Football authorities in England and Europe are braced for a total shutdown of the game until at least September, amid fears that scores of clubs could go out of business and the sport could be sent into meltdown.

It’s understood the Covid-19 outbreak reached such a point of crisis for the sport on Thursday that the leading English bodies received a call direct from the COBRA meeting, where there was an admission the situation on full attendances at stadiums may have been misread.

All games in England’s Premier League, English Football League, Women’s Super League and Women’s Championship were on Friday morning postponed until April 4 but a source close to discussions told The Independent that the “idea we are going to be playing by then is ludicrous.”

League competition is scheduled to resume after the international break on that date but the chances of that happening are tiny, and the date is seen by some sources as a mere time-buying exercise.

Uefa are due to meet on Tuesday with 55 member associations, the boards of the European Club Association and the European Leagues and a representative of FIFPro to work out a strategy for moving forward. It is expected that European football’s governing body will postpone the summer’s European championships, suspend the Champions League and propose a continent-wide shutdown of the sport.

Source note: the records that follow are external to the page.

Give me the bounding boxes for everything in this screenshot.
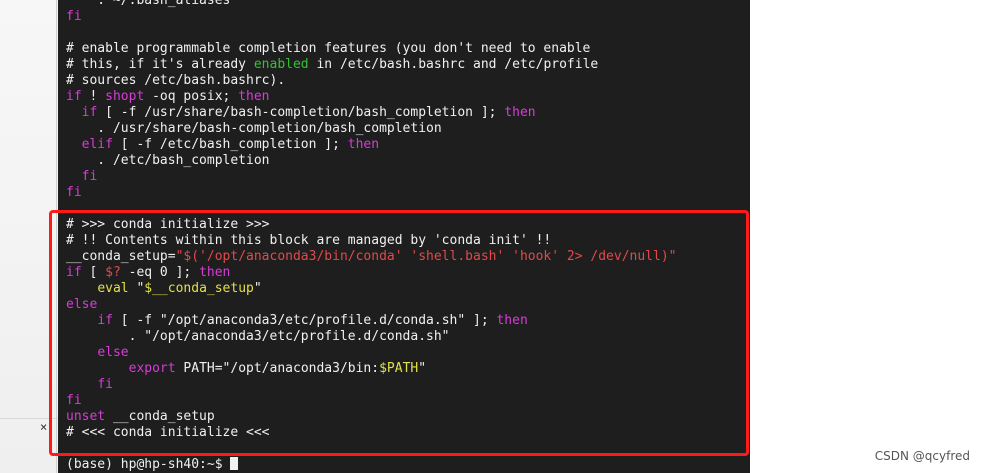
terminal-line: (base) hp@hp-sh40:~$	[66, 457, 676, 473]
terminal-token: enabled	[253, 57, 309, 72]
terminal-token: fi	[97, 377, 113, 392]
right-pane: CSDN @qcyfred	[750, 0, 986, 473]
terminal-token: unset	[66, 409, 106, 424]
terminal-token: then	[496, 313, 528, 328]
terminal-token: . "/opt/anaconda3/etc/profile.d/conda.sh…	[66, 329, 450, 344]
terminal-token: fi	[81, 169, 98, 184]
terminal-line: # sources /etc/bash.bashrc).	[66, 73, 676, 89]
terminal-token: if	[66, 265, 82, 280]
terminal-token: __conda_setup=	[66, 249, 176, 264]
terminal-line: # <<< conda initialize <<<	[66, 425, 676, 441]
terminal-line: __conda_setup="$('/opt/anaconda3/bin/con…	[66, 249, 676, 265]
close-icon[interactable]: ×	[40, 420, 52, 434]
watermark-text: CSDN @qcyfred	[874, 449, 970, 463]
terminal-token: export	[128, 361, 176, 376]
terminal-token: in /etc/bash.bashrc and /etc/profile	[308, 57, 599, 72]
terminal-token: shopt	[105, 89, 145, 104]
terminal-token: -eq 0 ];	[120, 265, 200, 280]
terminal-token: # this, if it's already	[66, 57, 254, 72]
terminal-window[interactable]: . ~/.bash_aliases fi # enable programmable…	[58, 0, 750, 473]
left-pane: ×	[0, 0, 58, 473]
terminal-token: elif	[81, 137, 113, 152]
left-pane-divider	[0, 418, 58, 419]
terminal-token: then	[347, 137, 380, 152]
terminal-token: $?	[105, 265, 121, 280]
terminal-line: # enable programmable completion feature…	[66, 41, 676, 57]
terminal-token: # >>> conda initialize >>>	[66, 217, 270, 232]
terminal-token: . /usr/share/bash-completion/bash_comple…	[66, 121, 442, 136]
terminal-token: __conda_setup	[105, 409, 215, 424]
terminal-token: [ -f /etc/bash_completion ];	[112, 137, 348, 152]
terminal-token: $__conda_setup	[144, 281, 254, 296]
terminal-token: fi	[66, 9, 82, 24]
terminal-token: if	[66, 89, 82, 104]
terminal-token: [ -f /usr/share/bash-completion/bash_com…	[97, 105, 505, 120]
terminal-line: . /usr/share/bash-completion/bash_comple…	[66, 121, 676, 137]
terminal-token: -oq posix;	[144, 89, 239, 104]
terminal-line: else	[66, 297, 676, 313]
terminal-line: unset __conda_setup	[66, 409, 676, 425]
terminal-line: fi	[66, 377, 676, 393]
terminal-token: "	[253, 281, 262, 296]
terminal-token: else	[97, 345, 129, 360]
terminal-token: # !! Contents within this block are mana…	[66, 233, 552, 248]
terminal-line: fi	[66, 185, 676, 201]
terminal-line: . "/opt/anaconda3/etc/profile.d/conda.sh…	[66, 329, 676, 345]
terminal-token: # enable programmable completion feature…	[66, 41, 591, 56]
terminal-token: # sources /etc/bash.bashrc).	[66, 73, 286, 88]
terminal-token: [ -f "/opt/anaconda3/etc/profile.d/conda…	[112, 313, 497, 328]
terminal-token: PATH="/opt/anaconda3/bin:	[175, 361, 380, 376]
terminal-token: . ~/.bash_aliases	[66, 0, 231, 8]
terminal-cursor	[230, 457, 239, 470]
terminal-token: if	[97, 313, 113, 328]
terminal-token: # <<< conda initialize <<<	[66, 425, 270, 440]
terminal-token: . /etc/bash_completion	[66, 153, 270, 168]
terminal-line: # >>> conda initialize >>>	[66, 217, 676, 233]
terminal-token: "$('/opt/anaconda3/bin/conda' 'shell.bas…	[175, 249, 677, 264]
terminal-line: if [ -f /usr/share/bash-completion/bash_…	[66, 105, 676, 121]
terminal-line: . /etc/bash_completion	[66, 153, 676, 169]
terminal-line: export PATH="/opt/anaconda3/bin:$PATH"	[66, 361, 676, 377]
terminal-line: fi	[66, 393, 676, 409]
terminal-line: elif [ -f /etc/bash_completion ]; then	[66, 137, 676, 153]
terminal-token: eval	[97, 281, 129, 296]
terminal-line: # this, if it's already enabled in /etc/…	[66, 57, 676, 73]
left-pane-border	[56, 0, 57, 473]
terminal-token: if	[81, 105, 98, 120]
terminal-line: # !! Contents within this block are mana…	[66, 233, 676, 249]
terminal-line: . ~/.bash_aliases	[66, 0, 676, 9]
terminal-token: $PATH	[379, 361, 419, 376]
terminal-token: then	[238, 89, 270, 104]
terminal-line: if [ -f "/opt/anaconda3/etc/profile.d/co…	[66, 313, 676, 329]
terminal-token: !	[81, 89, 106, 104]
terminal-line: else	[66, 345, 676, 361]
terminal-line: if ! shopt -oq posix; then	[66, 89, 676, 105]
terminal-output: . ~/.bash_aliases fi # enable programmable…	[66, 0, 676, 473]
terminal-token: fi	[66, 185, 82, 200]
left-pane-strip	[0, 0, 56, 473]
terminal-token: [	[81, 265, 106, 280]
terminal-line: if [ $? -eq 0 ]; then	[66, 265, 676, 281]
terminal-line: fi	[66, 9, 676, 25]
terminal-token: then	[199, 265, 231, 280]
terminal-line: eval "$__conda_setup"	[66, 281, 676, 297]
terminal-token: else	[66, 297, 98, 312]
terminal-token: then	[504, 105, 536, 120]
terminal-token: fi	[66, 393, 82, 408]
terminal-token: (base) hp@hp-sh40:~$	[66, 457, 231, 472]
terminal-token: "	[418, 361, 427, 376]
terminal-line: fi	[66, 169, 676, 185]
terminal-token: "	[128, 281, 145, 296]
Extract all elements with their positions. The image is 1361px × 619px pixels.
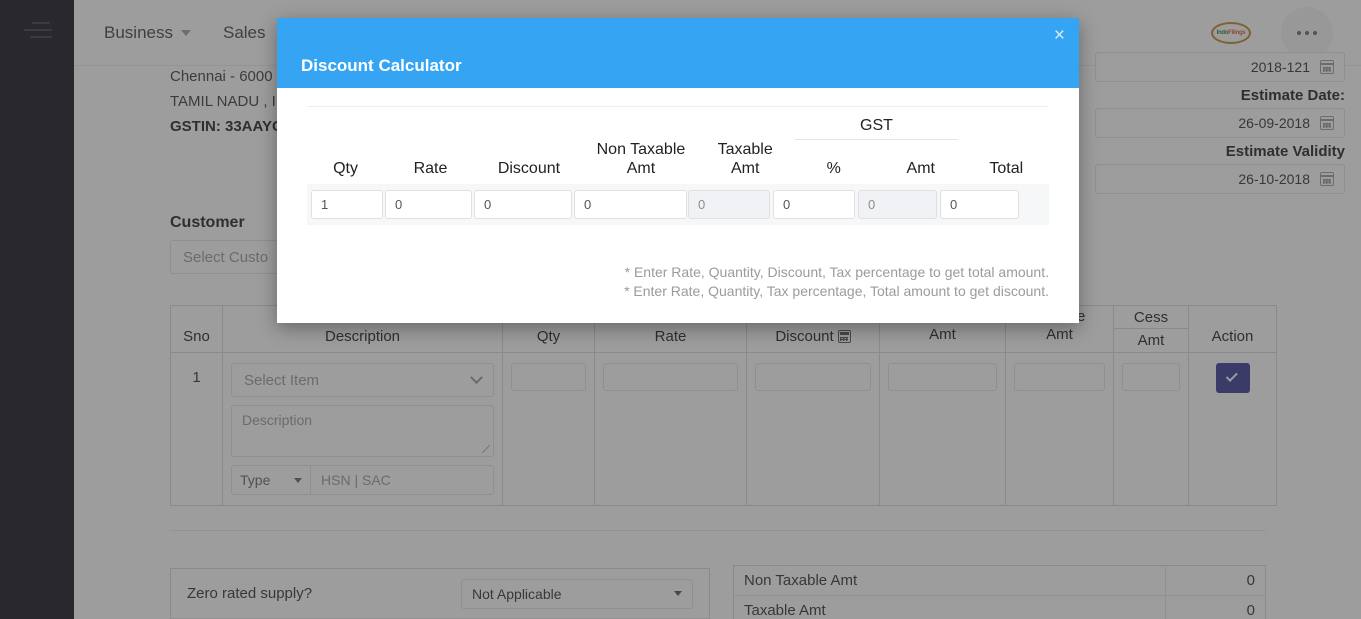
calc-col-total-l2: Total	[964, 159, 1050, 178]
dialog-body-divider	[307, 106, 1049, 107]
calc-col-taxable-amt: Taxable Amt	[701, 140, 790, 184]
column-header-row: Qty Rate Discount Non Taxable Amt	[307, 140, 1049, 184]
calc-col-taxable-amt-l1: Taxable	[701, 140, 790, 159]
gst-group-header: GST	[789, 117, 963, 139]
calc-gst-amt-input	[858, 190, 937, 219]
dialog-body: GST Qty Rate	[277, 88, 1079, 323]
calc-non-taxable-amt-input[interactable]	[574, 190, 687, 219]
calc-col-gst-amt-l2: Amt	[878, 159, 963, 178]
calc-col-gst-pct: %	[789, 140, 878, 184]
discount-calculator-inputs	[307, 184, 1049, 225]
discount-calculator-dialog: Discount Calculator × GST	[277, 18, 1079, 323]
dialog-hints: * Enter Rate, Quantity, Discount, Tax pe…	[624, 263, 1049, 301]
calc-total-input[interactable]	[940, 190, 1019, 219]
calc-taxable-amt-input	[688, 190, 770, 219]
screen: Business Sales Indo Filings Chennai - 60…	[0, 0, 1361, 619]
dialog-hint-1: * Enter Rate, Quantity, Discount, Tax pe…	[624, 263, 1049, 282]
close-icon[interactable]: ×	[1054, 26, 1065, 45]
calc-discount-input[interactable]	[474, 190, 572, 219]
calc-col-discount-l2: Discount	[477, 159, 581, 178]
calc-col-gst-amt: Amt	[878, 140, 963, 184]
calc-col-non-taxable-amt-l1: Non Taxable	[581, 140, 701, 159]
calc-qty-input[interactable]	[311, 190, 383, 219]
calc-col-taxable-amt-l2: Amt	[701, 159, 790, 178]
calc-col-qty: Qty	[307, 140, 384, 184]
calc-col-qty-l2: Qty	[307, 159, 384, 178]
calc-col-rate: Rate	[384, 140, 477, 184]
group-header-row: GST	[307, 117, 1049, 139]
dialog-hint-2: * Enter Rate, Quantity, Tax percentage, …	[624, 282, 1049, 301]
calc-col-total: Total	[964, 140, 1050, 184]
calc-gst-percent-input[interactable]	[773, 190, 855, 219]
calc-col-rate-l2: Rate	[384, 159, 477, 178]
calc-col-non-taxable-amt: Non Taxable Amt	[581, 140, 701, 184]
discount-calculator-table: GST Qty Rate	[307, 117, 1049, 184]
calc-col-non-taxable-amt-l2: Amt	[581, 159, 701, 178]
dialog-header: Discount Calculator ×	[277, 18, 1079, 88]
calc-col-discount: Discount	[477, 140, 581, 184]
calc-col-gst-pct-l2: %	[789, 159, 878, 178]
calc-rate-input[interactable]	[385, 190, 472, 219]
dialog-title: Discount Calculator	[301, 56, 462, 76]
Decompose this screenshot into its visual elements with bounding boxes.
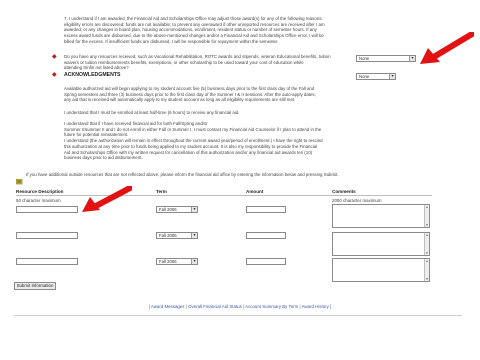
column-header-term: Term xyxy=(156,189,167,194)
bullet-icon: ◆ xyxy=(52,54,57,60)
textarea-scrollbar[interactable]: ▲ ▼ xyxy=(424,259,429,281)
acknowledgments-para2: I understand that I must be enrolled at … xyxy=(64,110,344,116)
item7-line: 7. I understand if I am awarded, the Fin… xyxy=(64,16,323,21)
annotation-arrow-icon xyxy=(82,186,132,212)
dropdown-arrow-icon: ▼ xyxy=(191,233,197,238)
ack-line: I understand that I must be enrolled at … xyxy=(64,110,240,115)
term-select-value: Fall 2006 xyxy=(159,207,177,212)
term-select[interactable]: Fall 2006 ▼ xyxy=(156,258,198,265)
scroll-up-icon[interactable]: ▲ xyxy=(425,259,429,263)
comments-textarea[interactable]: ▲ ▼ xyxy=(332,204,430,228)
dropdown-arrow-icon: ▼ xyxy=(191,207,197,212)
term-select-value: Fall 2006 xyxy=(159,233,177,238)
footer-separator: | xyxy=(185,304,187,309)
resources-question: Do you have any resources received, such… xyxy=(64,54,354,71)
column-header-description: Resource Description xyxy=(16,189,64,194)
acknowledgments-title: ACKNOWLEDGMENTS xyxy=(64,72,121,78)
comments-hint: 2000 character maximum xyxy=(332,198,382,203)
scroll-down-icon[interactable]: ▼ xyxy=(425,277,429,281)
item7-line: billed for the excess. If insufficient f… xyxy=(64,38,279,44)
ack-line: Available authorized aid will begin appl… xyxy=(64,86,315,91)
acknowledgments-para3: I understand that if I have received fin… xyxy=(64,121,344,161)
outside-resources-note: If you have additional outside resources… xyxy=(26,172,339,177)
award-history-link[interactable]: Award History xyxy=(302,304,329,309)
acknowledgments-select-value: None xyxy=(359,74,370,79)
resources-question-line: attending Sinfin not listed above? xyxy=(64,65,129,71)
term-select[interactable]: Fall 2006 ▼ xyxy=(156,206,198,213)
amount-input[interactable] xyxy=(246,258,286,265)
column-header-amount: Amount xyxy=(246,189,264,194)
footer-separator: | xyxy=(243,304,245,309)
ack-line: any aid that is received will automatica… xyxy=(64,97,296,103)
comments-textarea[interactable]: ▲ ▼ xyxy=(332,232,430,256)
comments-textarea[interactable]: ▲ ▼ xyxy=(332,258,430,282)
description-hint: 50 character maximum xyxy=(16,198,61,203)
overall-financial-aid-status-link[interactable]: Overall Financial Aid Status xyxy=(188,304,242,309)
scroll-down-icon[interactable]: ▼ xyxy=(425,251,429,255)
annotation-arrow-icon xyxy=(420,32,474,64)
resource-description-input[interactable] xyxy=(16,258,78,265)
term-select-value: Fall 2006 xyxy=(159,259,177,264)
award-messages-link[interactable]: Award Messages xyxy=(151,304,185,309)
submit-information-button[interactable]: Submit Information xyxy=(14,282,56,290)
scroll-up-icon[interactable]: ▲ xyxy=(425,205,429,209)
item7-line: excess award funds are disbursed, due to… xyxy=(64,33,324,39)
acknowledgments-select[interactable]: None ▼ xyxy=(356,73,396,80)
column-header-comments: Comments xyxy=(332,189,356,194)
resource-description-input[interactable] xyxy=(16,206,78,213)
resources-select-value: None xyxy=(359,56,370,61)
account-summary-by-term-link[interactable]: Account Summary By Term xyxy=(245,304,298,309)
amount-input[interactable] xyxy=(246,232,286,239)
ack-line: business days prior to aid disbursement. xyxy=(64,155,143,161)
footer-divider xyxy=(14,315,462,316)
dropdown-arrow-icon: ▼ xyxy=(409,56,415,61)
info-flag-icon xyxy=(15,172,23,185)
ack-line: this authorization at any time prior to … xyxy=(64,143,318,149)
scroll-down-icon[interactable]: ▼ xyxy=(425,223,429,227)
dropdown-arrow-icon: ▼ xyxy=(389,74,395,79)
textarea-scrollbar[interactable]: ▲ ▼ xyxy=(424,205,429,227)
scroll-up-icon[interactable]: ▲ xyxy=(425,233,429,237)
amount-input[interactable] xyxy=(246,206,286,213)
table-header-underline xyxy=(16,195,432,196)
bullet-icon: ◆ xyxy=(52,72,57,78)
resource-description-input[interactable] xyxy=(16,232,78,239)
resources-question-line: Do you have any resources received, such… xyxy=(64,54,331,59)
footer-links: [ Award Messages | Overall Financial Aid… xyxy=(0,304,480,309)
term-select[interactable]: Fall 2006 ▼ xyxy=(156,232,198,239)
dropdown-arrow-icon: ▼ xyxy=(191,259,197,264)
footer-separator: | xyxy=(299,304,301,309)
footer-bracket: ] xyxy=(330,304,332,309)
textarea-scrollbar[interactable]: ▲ ▼ xyxy=(424,233,429,255)
ack-line: I understand (the authorization will rem… xyxy=(64,138,323,144)
resources-select[interactable]: None ▼ xyxy=(356,55,416,62)
acknowledgments-para1: Available authorized aid will begin appl… xyxy=(64,86,344,103)
item7-paragraph: 7. I understand if I am awarded, the Fin… xyxy=(64,16,364,45)
footer-bracket: [ xyxy=(148,304,150,309)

Administrators of the game in England had spent the past week following government direction and, as late as Thursday, planned to continue as normal at least until next weekend. Things began to change that afternoon when Whitehall officials contacted the football authorities direct from a COBRA meeting called to coordinate the government response to the crisis. At that point the planners in London were beginning to wonder whether the advice to carry on was misguided. There were concerns from Scotland that the approach was a mistake.

A conference call with the FA hours later still aimed for what was referred to as a “measured” response but Mikel Arteta’s positive test for the virus tipped the balance towards Friday’s decision to suspend matches. The Premier League wanted to continue behind closed doors but the number of players being tested for Covid-19 meant that this was unfeasible.

The decision throws up a number of questions. There are a minority of clubs keen to declare the season null and void and start again after the summer. Figures involved in the talks suggested that this is “unlikely” but creating a framework that will satisfy all the parties involved will be difficult. There is no blueprint or procedure in place to deal with the situation caused by this huge global health scare. The three options appear to be finishing the campaign whenever play resumes, even if it overlaps into next season’s calendar; ending the league in May, even if no more matches take place with trophies, promotion and relegation going to the teams in those positions now; or writing off the entire campaign. The second and third alternatives would likely generate numerous legal challenges.

The clubs are largely in agreement with Friday’s decision but pressure will begin to mount in the coming week as the enormity of the situation begins to unfold. Income streams will dry up but wages still need to be paid. Most Premier League clubs can survive a prolonged layoff but many EFL teams will become vulnerable in the coming weeks.

Many sources fear that scores of lower-league clubs could go out of business without regular matchday income, which makes up a much higher percentage of their revenues. This is one reason why the EFL were said to be particularly intent on finishing the season, for the welfare of their clubs.

Such a situation could see the Premier League come under pressure to offer financial assistance, but the top-division clubs could have additional problems.

Players whose contracts expire in June are placed in a difficult situation, and dealing with the transfer window becomes a much more complex issue.

Uefa are in a position to take the initiative and impose a uniform programme across the European leagues and Tuesday’s meeting will be crucial in mapping out the immediate future.

This is also why Tuesday’s Uefa videoconference is crucial. The fate of the 2019-20 season – and issues like whether Liverpool are declared champions – is almost entirely dependent on whether the governing body decide to annul this Champions League season or merely postpone it.

If postponed, it gives all domestic competitions breathing space to try and complete their own seasons, as all would fall under that umbrella campaign. If annulled, it would mean all issues have to be decided before the planned start of the 2020-21 Champions League, which could create some tough decisions about league placings.

Respite appears to be a long way off, however. Some medical projections suggest that the virus may not spike until midsummer. That would leave football struggling with a huge number of questions and very few answers.